Ударяют морозы, Ханс Баррёй разгибается и заводит решающий разговор сам с собой: вот эта новая земля перед ним, на которую он смотрит с усталым удовлетворением, она несказанно красива, тут спору нет, но принадлежит ли она ему по-настоящему, как все остальные луга? Мысль эта почти жутковатая – значит, на самом деле работать на земле Ханс не любит, он – человек моря, скорее рыбак, нежели земледелец, скорее охотник, чем привязанный к земле раб. Клочок земли, казавшийся ему избыточной роскошью, того и гляди превратится в неизбывный гнойник.
Противостояние моря и земли всегда в нем жило в форме тревоги и томления: когда он в море, его тянет домой, а копаясь в земле, он думает о рыбе и морских глубинах.
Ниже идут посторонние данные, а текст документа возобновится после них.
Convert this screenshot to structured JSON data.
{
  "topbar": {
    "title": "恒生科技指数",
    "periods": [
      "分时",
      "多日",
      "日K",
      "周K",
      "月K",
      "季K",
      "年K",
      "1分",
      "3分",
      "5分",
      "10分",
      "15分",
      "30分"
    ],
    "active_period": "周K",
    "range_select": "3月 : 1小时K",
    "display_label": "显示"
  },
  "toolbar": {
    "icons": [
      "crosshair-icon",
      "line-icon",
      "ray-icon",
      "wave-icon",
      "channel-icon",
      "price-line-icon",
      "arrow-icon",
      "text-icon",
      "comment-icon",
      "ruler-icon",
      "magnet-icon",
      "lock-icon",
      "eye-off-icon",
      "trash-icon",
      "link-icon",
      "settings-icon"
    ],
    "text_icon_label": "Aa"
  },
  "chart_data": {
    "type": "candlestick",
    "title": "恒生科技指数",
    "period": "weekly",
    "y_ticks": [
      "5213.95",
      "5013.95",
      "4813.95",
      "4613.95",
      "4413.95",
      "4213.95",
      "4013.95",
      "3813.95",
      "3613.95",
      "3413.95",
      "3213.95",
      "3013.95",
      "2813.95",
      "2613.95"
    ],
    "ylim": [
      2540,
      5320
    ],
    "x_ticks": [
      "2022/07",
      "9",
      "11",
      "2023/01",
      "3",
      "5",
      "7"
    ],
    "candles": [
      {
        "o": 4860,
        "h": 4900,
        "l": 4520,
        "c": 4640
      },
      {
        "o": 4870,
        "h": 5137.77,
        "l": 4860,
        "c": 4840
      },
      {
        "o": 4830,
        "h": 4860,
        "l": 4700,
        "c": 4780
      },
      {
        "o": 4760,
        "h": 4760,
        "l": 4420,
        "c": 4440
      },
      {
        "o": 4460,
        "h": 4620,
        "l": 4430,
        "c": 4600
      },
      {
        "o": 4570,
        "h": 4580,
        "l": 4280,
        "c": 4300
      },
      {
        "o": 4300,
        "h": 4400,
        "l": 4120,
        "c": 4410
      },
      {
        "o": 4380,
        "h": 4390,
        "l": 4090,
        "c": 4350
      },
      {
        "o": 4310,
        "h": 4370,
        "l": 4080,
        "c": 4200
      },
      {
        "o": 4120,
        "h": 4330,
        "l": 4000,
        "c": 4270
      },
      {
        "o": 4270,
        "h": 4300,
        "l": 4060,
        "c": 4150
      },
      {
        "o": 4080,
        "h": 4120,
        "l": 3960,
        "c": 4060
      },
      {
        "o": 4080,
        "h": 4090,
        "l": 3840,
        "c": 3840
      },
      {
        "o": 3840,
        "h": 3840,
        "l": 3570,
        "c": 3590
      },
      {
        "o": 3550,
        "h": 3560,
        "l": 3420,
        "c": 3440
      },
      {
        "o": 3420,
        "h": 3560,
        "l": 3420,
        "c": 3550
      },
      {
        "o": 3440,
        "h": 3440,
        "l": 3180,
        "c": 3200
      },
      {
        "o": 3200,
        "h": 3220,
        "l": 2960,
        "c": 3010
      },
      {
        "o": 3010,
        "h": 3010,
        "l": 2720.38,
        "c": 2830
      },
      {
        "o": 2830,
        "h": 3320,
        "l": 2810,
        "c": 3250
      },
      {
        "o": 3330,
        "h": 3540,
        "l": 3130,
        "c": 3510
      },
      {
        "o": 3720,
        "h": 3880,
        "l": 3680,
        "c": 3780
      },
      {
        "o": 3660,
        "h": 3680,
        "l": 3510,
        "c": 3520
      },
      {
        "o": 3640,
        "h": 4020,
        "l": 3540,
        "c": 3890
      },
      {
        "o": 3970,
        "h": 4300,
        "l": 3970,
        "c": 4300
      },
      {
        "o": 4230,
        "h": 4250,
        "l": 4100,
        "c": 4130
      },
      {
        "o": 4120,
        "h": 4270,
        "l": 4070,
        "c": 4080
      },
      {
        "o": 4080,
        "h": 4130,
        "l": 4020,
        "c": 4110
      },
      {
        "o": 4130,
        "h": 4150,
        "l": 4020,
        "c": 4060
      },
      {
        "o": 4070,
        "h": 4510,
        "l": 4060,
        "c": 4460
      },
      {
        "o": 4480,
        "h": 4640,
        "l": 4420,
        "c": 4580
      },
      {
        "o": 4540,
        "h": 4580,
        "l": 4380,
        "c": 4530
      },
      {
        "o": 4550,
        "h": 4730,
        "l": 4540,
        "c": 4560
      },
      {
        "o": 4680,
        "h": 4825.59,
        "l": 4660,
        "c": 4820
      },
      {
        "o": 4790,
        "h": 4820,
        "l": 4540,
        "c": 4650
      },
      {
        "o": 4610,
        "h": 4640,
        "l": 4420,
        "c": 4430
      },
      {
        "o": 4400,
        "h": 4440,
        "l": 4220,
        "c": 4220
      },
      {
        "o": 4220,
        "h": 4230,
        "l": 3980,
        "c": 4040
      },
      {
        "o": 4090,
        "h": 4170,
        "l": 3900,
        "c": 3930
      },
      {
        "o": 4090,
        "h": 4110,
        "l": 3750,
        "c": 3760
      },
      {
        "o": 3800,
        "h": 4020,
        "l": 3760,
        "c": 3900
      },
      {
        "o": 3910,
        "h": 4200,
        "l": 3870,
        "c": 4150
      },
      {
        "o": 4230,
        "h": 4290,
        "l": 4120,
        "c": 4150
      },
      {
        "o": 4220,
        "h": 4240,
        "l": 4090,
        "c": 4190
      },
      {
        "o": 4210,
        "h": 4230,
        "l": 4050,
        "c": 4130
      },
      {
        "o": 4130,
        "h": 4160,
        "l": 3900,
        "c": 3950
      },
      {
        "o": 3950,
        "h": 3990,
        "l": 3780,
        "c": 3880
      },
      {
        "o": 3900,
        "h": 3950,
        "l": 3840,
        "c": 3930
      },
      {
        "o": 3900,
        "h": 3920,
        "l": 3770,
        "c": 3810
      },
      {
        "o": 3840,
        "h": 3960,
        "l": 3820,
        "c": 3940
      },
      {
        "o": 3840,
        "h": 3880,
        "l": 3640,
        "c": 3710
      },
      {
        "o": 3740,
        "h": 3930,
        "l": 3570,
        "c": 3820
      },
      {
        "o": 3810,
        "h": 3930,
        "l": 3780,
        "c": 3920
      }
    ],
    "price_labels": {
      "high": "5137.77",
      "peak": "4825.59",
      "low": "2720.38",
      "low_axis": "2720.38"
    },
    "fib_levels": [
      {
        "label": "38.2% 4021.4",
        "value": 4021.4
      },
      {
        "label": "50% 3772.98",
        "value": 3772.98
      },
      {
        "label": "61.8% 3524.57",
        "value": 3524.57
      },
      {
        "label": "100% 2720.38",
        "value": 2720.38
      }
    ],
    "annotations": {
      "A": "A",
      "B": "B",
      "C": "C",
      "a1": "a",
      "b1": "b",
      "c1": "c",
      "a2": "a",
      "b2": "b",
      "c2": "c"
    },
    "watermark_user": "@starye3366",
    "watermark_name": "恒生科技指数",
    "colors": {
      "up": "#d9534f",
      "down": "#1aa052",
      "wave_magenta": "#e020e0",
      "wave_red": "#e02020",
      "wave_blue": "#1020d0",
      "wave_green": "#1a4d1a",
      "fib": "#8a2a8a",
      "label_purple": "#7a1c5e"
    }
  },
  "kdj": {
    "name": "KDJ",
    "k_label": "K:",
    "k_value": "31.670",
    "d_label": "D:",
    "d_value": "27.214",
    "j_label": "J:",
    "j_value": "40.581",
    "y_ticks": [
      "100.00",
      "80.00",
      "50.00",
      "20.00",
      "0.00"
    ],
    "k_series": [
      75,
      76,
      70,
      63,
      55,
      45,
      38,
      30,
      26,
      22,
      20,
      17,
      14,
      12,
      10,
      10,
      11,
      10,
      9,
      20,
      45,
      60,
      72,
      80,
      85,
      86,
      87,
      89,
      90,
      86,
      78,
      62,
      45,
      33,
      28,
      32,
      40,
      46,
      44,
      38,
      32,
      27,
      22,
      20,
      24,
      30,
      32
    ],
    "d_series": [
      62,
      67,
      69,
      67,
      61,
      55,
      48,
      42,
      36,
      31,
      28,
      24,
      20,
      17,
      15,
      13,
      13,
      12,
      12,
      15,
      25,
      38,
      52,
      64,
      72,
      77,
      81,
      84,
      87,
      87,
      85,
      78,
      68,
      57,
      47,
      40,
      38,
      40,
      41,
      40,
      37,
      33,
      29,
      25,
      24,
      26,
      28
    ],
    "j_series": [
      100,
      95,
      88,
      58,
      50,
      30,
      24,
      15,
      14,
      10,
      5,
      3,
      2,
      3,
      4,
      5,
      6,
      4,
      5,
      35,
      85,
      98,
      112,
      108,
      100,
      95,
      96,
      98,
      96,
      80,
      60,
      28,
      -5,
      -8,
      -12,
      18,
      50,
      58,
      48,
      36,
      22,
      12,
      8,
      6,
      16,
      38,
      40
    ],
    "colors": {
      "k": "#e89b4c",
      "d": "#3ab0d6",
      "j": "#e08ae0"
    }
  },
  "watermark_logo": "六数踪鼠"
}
Но в этих метаниях существовало равновесие, вполне терпимая зависимость, и теперь она, похоже, меняется?
В путанице мыслей Ханс теряет способность докопаться до сути, идет к Ларсу и говорит, чтобы тот бросал ко всем чертям этот проклятый хворост – в этом году работа закончена. Они собирают инструменты и плывут домой, в молчании, какое обычно повисает, когда Ларс не решается спросить, что происходит, а Ханс притворяется, будто не понимает, над чем мальчишка ломает себе голову, только сейчас Ханс и сам не знает и молчит не нарочно. С двоими наемными рабочими расплачиваются, и они тем же вечером отправляются на «молочной» шхуне домой. В компании с бидоном молока.
Тут еще вот какое дело.
В обмен на молоко на Баррёй привозят сыр.
А также масло, сметану и сливки – все то, что прежде они изготавливали сами. Да они и сейчас все это делают, из того молока, что оставляют себе. Но разве ж это прогресс? Им нужны деньги на содержание дома, и лодок, и на все, чего требует от них море, а не того же самого сыра, сваренного в другом месте чужими руками.
Никогда прежде Ханс не чувствовал так остро собственного ничтожества.
Однако на дворе уже декабрь, время года, когда с решениями можно повременить. До самого Рождества Ханс выходит вместе с Ларсом в море с внешней стороны острова и обмозговывает какую-то идею. Проведя зиму на Лофотенах, он возвращается домой и закупает древесину, четыре бочки масла и сотню погонных метров толстых досок, чтобы сколотить на южном берегу Баррёя плот и переправить скот через залив на Йесёю, на многих других островах именно так и поступают.
На Йесёе будут не сенокосные луга, пастбища. Для молодняка. А взрослых коров оставят дома. Так молока у них будет больше. И они смогут завести больше молодняка.
Отправляясь впервые в школу на Хавстейне в сопровождении Марии и Барбру, Ларс сидит не на веслах, а на «молочной» шхуне, на одном из двух загруженных на Баррёе бидонов с молоком. Ларс по-прежнему невысокий, поэтому никому нет никакого дела до того, что он идет в школу на год позже. Он к тому же и башковитый, читать умеет. А дома, на Баррёе, Ханс снова изводит себя тем, что впустую потратил целый год.
И тем не менее год этот был важный. Намного важнее, чем два предыдущих, тоже впустую потраченных. Хотя значения его он для себя еще не прояснил. Ханс тоскует по отцу.
Глава 38
Сигнальную веху ставят той же осенью. Но в отсутствие Ханса Баррёя, он снова уезжает на строительство железной дороги, зарабатывать деньги. Ингрид дома тоже нет. Ей предстоит конфирмация, и она вместе с пятнадцатью другими подростками с островов проходит обучение. В это время она живет у Карен Луисе Малмберге и, когда не читает катехизис, присматривает за двумя ее сыновьями и учится работать по дому, все это в компании Нелли, Юсефине и еще одной девочки – лучше и не придумаешь, да? Карен Луисе снова ребенка ждет, у пастора это уже восьмой, и никто из них не умер.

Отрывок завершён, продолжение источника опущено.